A visit to the rapid where she lost a cherished friend unexpectedly reignites Amy-Jane Beer's love of rivers setting her on a journey of natural, cultural and emotional discovery.
On New Year's Day 2012, Amy-Jane Beer's beloved friend Kate set out with a group of others to kayak the River Rawthey in Cumbria. Kate never came home, and her death left her devoted family and friends bereft and unmoored.
Returning to visit the Rawthey years later, Amy realises how much she misses the connection to the natural world she always felt when on or close to rivers, and so begins a new phase of exploration.
The Flow is a book about water, and, like water, it meanders, cascades and percolates through many lives, landscapes and stories. From West Country torrents to Levels and Fens, rocky Welsh canyons, the salmon highways of Scotland and the chalk rivers of the Yorkshire Wolds, Amy-Jane follows springs, streams and rivers to explore tributary themes of wildness and wonder, loss and healing, mythology and history, cyclicity and transformation.
Threading together places and voices from across Britain, The Flow is a profound, immersive exploration of our personal and ecological place in nature.
Amy-Jane Beer is a biologist turned naturalist and writer. She has worked for more than 20 years as a science writer and editor, contributing to more than 40 books on natural history. She is currently a Country Diarist for The Guardian, a columnist for British Wildlife and a feature writer for BBC Wildlife magazine, among others. She campaigns for the equality of access to nature and collaboration between the farming and conservation sectors. She is a member of the steering group of the environmental arts charity New Networks for Nature and the land rights campaign RightToRoam.org.uk, and honorary President of the national park society Friends of the Dales.
"The perfect commingling of deep research with sparkling observation and quiet eddies of feeling, helmed by a lifelong kayaker, biologist and all-round adventurous soul [...] small wonder The Flow is such a knockout. I loved it."
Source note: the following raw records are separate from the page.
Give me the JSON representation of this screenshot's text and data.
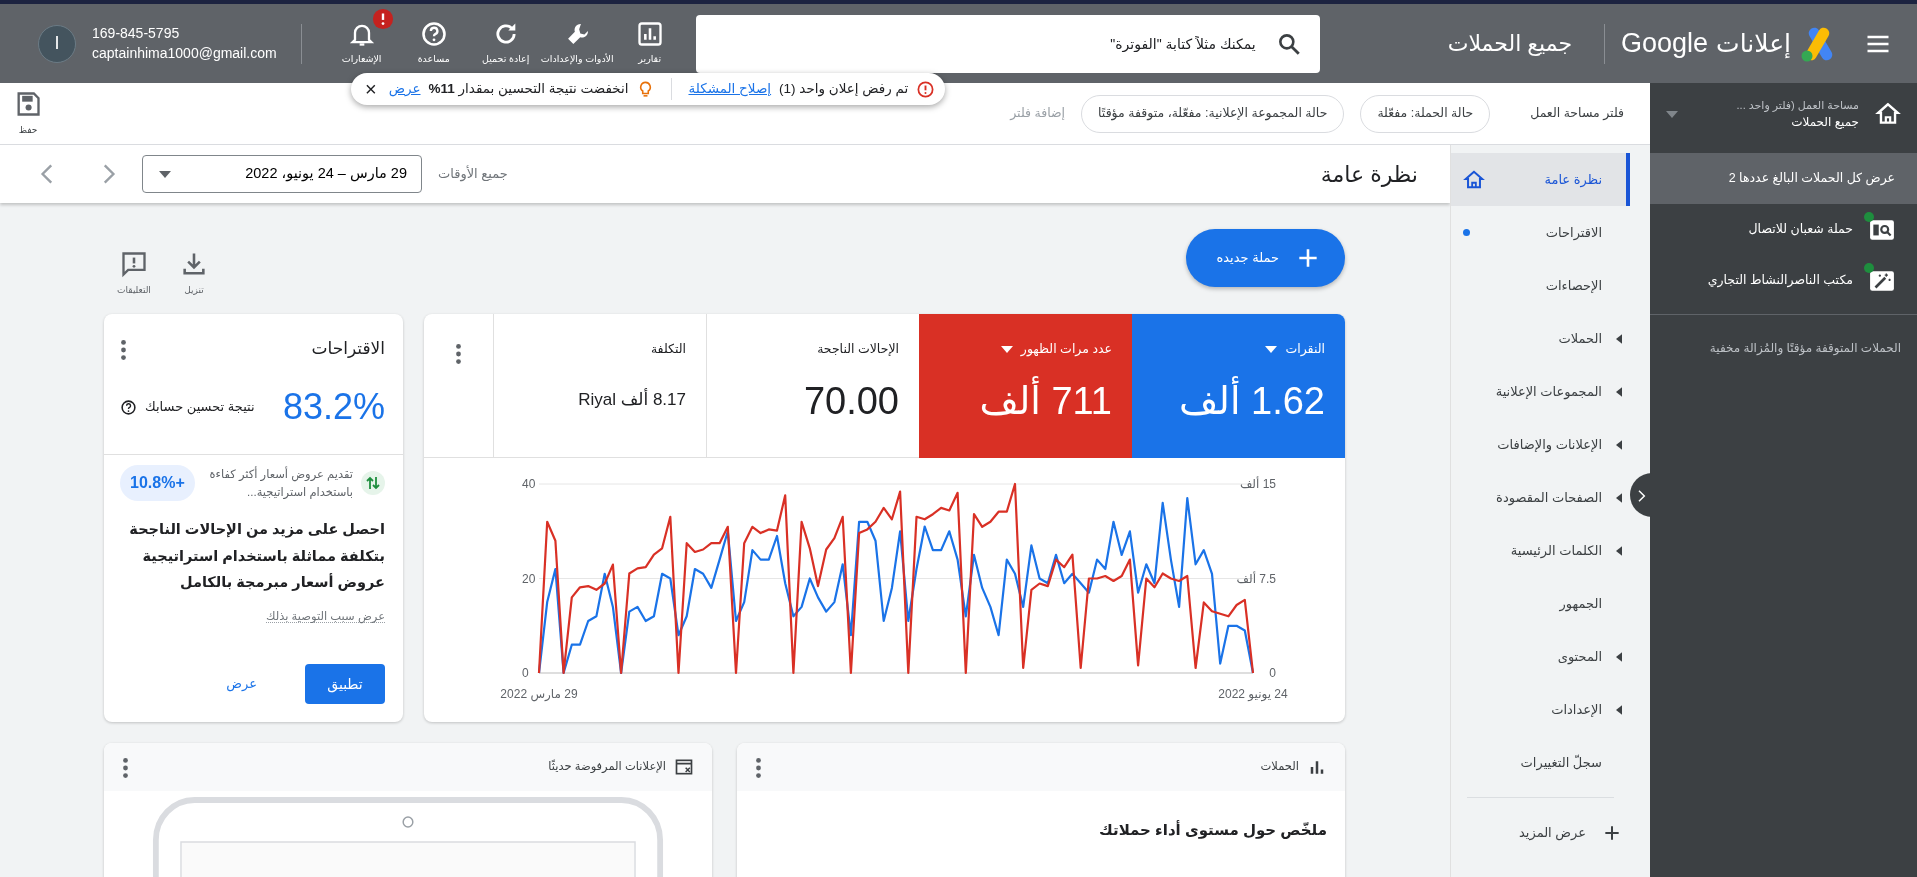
{
  "header": {
    "product": "إعلانات",
    "brand": "Google",
    "page_title": "جميع الحملات",
    "search": {
      "placeholder": "يمكنك مثلاً كتابة \"الفوترة\""
    },
    "tools": [
      {
        "kind": "reports",
        "label": "تقارير",
        "alert": false
      },
      {
        "kind": "tools",
        "label": "الأدوات والإعدادات",
        "alert": false
      },
      {
        "kind": "refresh",
        "label": "إعادة تحميل",
        "alert": false
      },
      {
        "kind": "help",
        "label": "مساعدة",
        "alert": false
      },
      {
        "kind": "notifications",
        "label": "الإشعارات",
        "alert": true
      }
    ],
    "account": {
      "phone": "169-845-5795",
      "email": "captainhima1000@gmail.com",
      "initial": "I"
    }
  },
  "notice": {
    "error_text": "تم رفض إعلان واحد (1)",
    "error_link": "إصلاح المشكلة",
    "tip_text": "انخفضت نتيجة التحسين بمقدار **11%**",
    "tip_link": "عرض",
    "close": "×"
  },
  "workspace": {
    "label": "مساحة العمل (فلتر واحد ...",
    "value": "جميع الحملات"
  },
  "campaigns_panel": {
    "items": [
      {
        "kind": "all",
        "label": "عرض كل الحملات البالغ عددها 2",
        "selected": true
      },
      {
        "kind": "search",
        "label": "حملة شعبان للاتصال",
        "selected": false,
        "color": "#1e8e3e"
      },
      {
        "kind": "smart",
        "label": "مكتب الناصرالنشاط التجاري",
        "selected": false,
        "color": "#1e8e3e"
      }
    ],
    "note": "الحملات المتوقفة مؤقتًا والمُزالة مخفية"
  },
  "filters": {
    "label": "فلتر مساحة العمل",
    "chips": [
      "حالة الحملة: مفعّلة",
      "حالة المجموعة الإعلانية: مفعّلة، متوقفة مؤقتًا"
    ],
    "add": "إضافة فلتر",
    "save": "حفظ"
  },
  "nav": {
    "items": [
      {
        "label": "نظرة عامة",
        "selected": true,
        "expandable": false,
        "alert": false
      },
      {
        "label": "الاقتراحات",
        "selected": false,
        "expandable": false,
        "alert": true
      },
      {
        "label": "الإحصاءات",
        "selected": false,
        "expandable": false,
        "alert": false
      },
      {
        "label": "الحملات",
        "selected": false,
        "expandable": true,
        "alert": false
      },
      {
        "label": "المجموعات الإعلانية",
        "selected": false,
        "expandable": true,
        "alert": false
      },
      {
        "label": "الإعلانات والإضافات",
        "selected": false,
        "expandable": true,
        "alert": false
      },
      {
        "label": "الصفحات المقصودة",
        "selected": false,
        "expandable": true,
        "alert": false
      },
      {
        "label": "الكلمات الرئيسية",
        "selected": false,
        "expandable": true,
        "alert": false
      },
      {
        "label": "الجمهور",
        "selected": false,
        "expandable": false,
        "alert": false
      },
      {
        "label": "المحتوى",
        "selected": false,
        "expandable": true,
        "alert": false
      },
      {
        "label": "الإعدادات",
        "selected": false,
        "expandable": true,
        "alert": false
      },
      {
        "label": "سجلّ التغييرات",
        "selected": false,
        "expandable": false,
        "alert": false
      }
    ],
    "more": "عرض المزيد"
  },
  "overview": {
    "title": "نظرة عامة",
    "range_label": "جميع الأوقات",
    "range": "29 مارس – 24 يونيو، 2022",
    "new_campaign": "حملة جديده",
    "actions": [
      {
        "kind": "download",
        "label": "تنزيل"
      },
      {
        "kind": "feedback",
        "label": "التعليقات"
      }
    ]
  },
  "performance": {
    "metrics": [
      {
        "label": "النقرات",
        "value": "1.62 ألف",
        "selected": true,
        "color": "#1a73e8"
      },
      {
        "label": "عدد مرات الظهور",
        "value": "711 ألف",
        "selected": true,
        "color": "#d93025"
      },
      {
        "label": "الإحالات الناجحة",
        "value": "70.00",
        "selected": false
      },
      {
        "label": "التكلفة",
        "value": "8.17 ألف Riyal",
        "selected": false
      }
    ],
    "chart_data": {
      "type": "line",
      "categories": [
        "29 مارس 2022",
        null,
        null,
        null,
        null,
        null,
        null,
        null,
        null,
        null,
        null,
        null,
        null,
        null,
        null,
        null,
        null,
        null,
        null,
        null,
        null,
        null,
        null,
        null,
        null,
        null,
        null,
        null,
        null,
        null,
        null,
        null,
        null,
        null,
        null,
        null,
        null,
        null,
        null,
        null,
        null,
        null,
        null,
        null,
        null,
        null,
        null,
        null,
        null,
        null,
        null,
        null,
        null,
        null,
        null,
        null,
        null,
        null,
        null,
        null,
        null,
        null,
        null,
        null,
        null,
        null,
        null,
        null,
        null,
        null,
        null,
        null,
        null,
        null,
        null,
        null,
        null,
        null,
        null,
        null,
        null,
        null,
        null,
        null,
        null,
        null,
        null,
        "24 يونيو 2022"
      ],
      "ylim": [
        0,
        40
      ],
      "yticks": [
        0,
        20,
        40
      ],
      "y2lim": [
        0,
        15
      ],
      "y2ticks": [
        {
          "value": 0,
          "label": "0"
        },
        {
          "value": 7.5,
          "label": "7.5 ألف"
        },
        {
          "value": 15,
          "label": "15 ألف"
        }
      ],
      "series": [
        {
          "color": "#1a73e8",
          "values": [
            0,
            15,
            22,
            0,
            6,
            6,
            11,
            12,
            21,
            14,
            0,
            13,
            14,
            11,
            12,
            21,
            20,
            8,
            12,
            22,
            21,
            18,
            24,
            30,
            11,
            15,
            26,
            24,
            24,
            29,
            19,
            12,
            14,
            20,
            16,
            13,
            15,
            23,
            8,
            32,
            32,
            28,
            11,
            18,
            30,
            11,
            22,
            31,
            26,
            26,
            30,
            24,
            12,
            25,
            18,
            14,
            8,
            24,
            21,
            14,
            27,
            20,
            19,
            25,
            19,
            21,
            19,
            17,
            24,
            22,
            32,
            25,
            30,
            17,
            23,
            19,
            36,
            24,
            14,
            37,
            23,
            26,
            21,
            2,
            10,
            10,
            9,
            0
          ]
        },
        {
          "color": "#d93025",
          "axis": "y2",
          "values": [
            0,
            12,
            10.5,
            0,
            6,
            6.8,
            6.9,
            6.6,
            7.1,
            8.6,
            0,
            7.9,
            8.3,
            8.4,
            9.4,
            9.9,
            12.4,
            0,
            10.3,
            9.6,
            9.8,
            10.3,
            10.3,
            11.6,
            0,
            10.3,
            11.6,
            11.1,
            11.4,
            11.3,
            14.1,
            0,
            12,
            9.9,
            6.9,
            9.8,
            10.7,
            12.4,
            0,
            11.1,
            11.4,
            12,
            13.1,
            12.2,
            14.4,
            0,
            12.4,
            12.2,
            12.6,
            13.1,
            12.9,
            14.3,
            0,
            12.6,
            11.6,
            12,
            12.8,
            12.8,
            15,
            0.4,
            6.6,
            7.1,
            6.9,
            9,
            8.4,
            9.4,
            0.4,
            7.5,
            7.5,
            7.7,
            7.3,
            7.7,
            9,
            0.6,
            7.5,
            6.8,
            7.9,
            7.5,
            7.3,
            7.7,
            0.4,
            5.6,
            4.9,
            4.7,
            4.5,
            5.4,
            5.8,
            0
          ]
        }
      ]
    }
  },
  "suggestions": {
    "title": "الاقتراحات",
    "score": "83.2%",
    "score_label": "نتيجة تحسين حسابك",
    "item": {
      "text": "تقديم عروض أسعار أكثر كفاءة باستخدام استراتيجية...",
      "uplift": "+10.8%"
    },
    "headline": "احصل على مزيد من الإحالات الناجحة بتكلفة مماثلة باستخدام استراتيجية عروض أسعار مبرمجة بالكامل",
    "reason": "عرض سبب التوصية بذلك",
    "apply": "تطبيق",
    "view": "عرض"
  },
  "bottom_cards": [
    {
      "kind": "campaigns",
      "title": "الحملات",
      "body": "ملخّص حول مستوى أداء حملاتك"
    },
    {
      "kind": "rejected_ads",
      "title": "الإعلانات المرفوضة حديثًا"
    }
  ]
}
– Melissa Harrison, author of All Among the Barley
"A quietly courageous, open-hearted exploration of Britain's becks, bourns and streams."
– Patrick Barkham, author of The Butterfly Isles
"Lyrical, wholehearted and wise, The Flow is a hymn for the rivers of Britain."
– Lee Schofield, author of Wild Fell
"Honest, raw and moving, Amy's prose is as captivating as the rivers she describes. I thought I knew what rivers were, but this stunning book is a powerful reminder of their infinity, their mystery, and their bewildering complexity."
– Sophie Pavelle, author of Forget Me Not
"The Flow moves deftly between deeply touching personal experience and carefully-researched erudition. It is a book of wit, of wonder and of wisdom."
– Nick Acheson, naturalist and conservationist
"The Flow is an extraordinary book by an extraordinary author."
– Chris Jones, conservationist and farmer
"A gutsy biologist with webbed feet, Amy-Jane Beer plunges the reader into rivers the length and breadth of Britain. We emerge bathed in wonder and full of fresh understanding."
– Derek Niemann, author of Birds in a Cage
"Part memoir, part celebration of the many rivers and waters of Britain, The Flow is passionately alive – a work of tremendous range and scope by one of our finest writers about the living world."
– Caspar Henderson, author of The Book of Barely Imagined Beings
"The Flow is a tour de force: blending crystal-clear prose with mythic poetry and a cascade of lucid facts, washed down with uplifting insights into life, death and the water that sustains us."
– Guy Shrubsole, author of Who Owns England?
"Haunted by loss, The Flow is about the urgency of a life, land and love."
– Nicola Chester, author of On Gallows Down
"From the incredibly moving opening scene, to a delightful conclusion, Amy-Jane Beer takes us on a journey on, in and through the waterways of Britain, in sparkling prose. A worthy successor to Roger Deakin's Waterlog."